The composition-dependent structural and electrical properties of SnOx films prepared by means of reactive DC sputtering at various oxygen partial pressures (PO) and post-heat treatment temperatures (T-A) were investigated, toward these films' potential use in p-channel oxide thin-film transistors (TFTs). A SnOx film fabricated under the lowest studied P-O of 4% and heat-treated at 210 degrees C consisted of dendritic phases and irregular protrusions of metallic Sn.

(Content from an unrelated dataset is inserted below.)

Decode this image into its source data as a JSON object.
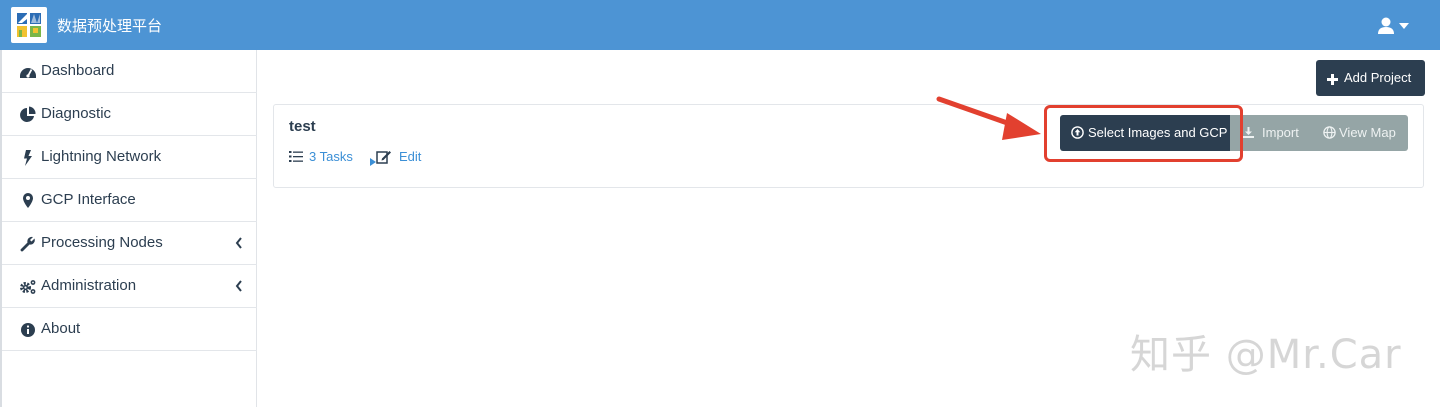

The resulting p-channel SnOx thin-film transistors suffered from marginal field effect mobility (mu(FE)) and low on/off current ratio (I-ON/OFF), suggesting that the imperfect phases caused by oxygen-deficient stoichiometry hinder hole carrier conduction and act as bulk trap states. The heterogeneous structures observed in SnOx films annealed at 210 degrees C could be eliminated by increasing P-O during fabrication. The resulting TFTs based on p-type SnOx films prepared at the high P-O of 8% showed high mobilities up to 2.8 cm(2) V-1 s(-1) and reasonable I-ON/OFF of approximately 10(3), demonstrating the critical role of these films' homogeneous ordered aggregates without any imperfect phases such as a dendritic phase or irregular protrusions of metallic Sn. Among TFTs based on the films fabricated under 8% P-O, the mu(FE) and I-ON/OFF performance metrics degraded with increasing T-A from 210 to 300 degrees C, which was mainly related to the 2SnO -˃ SnO2 + Sn disproportionation reaction.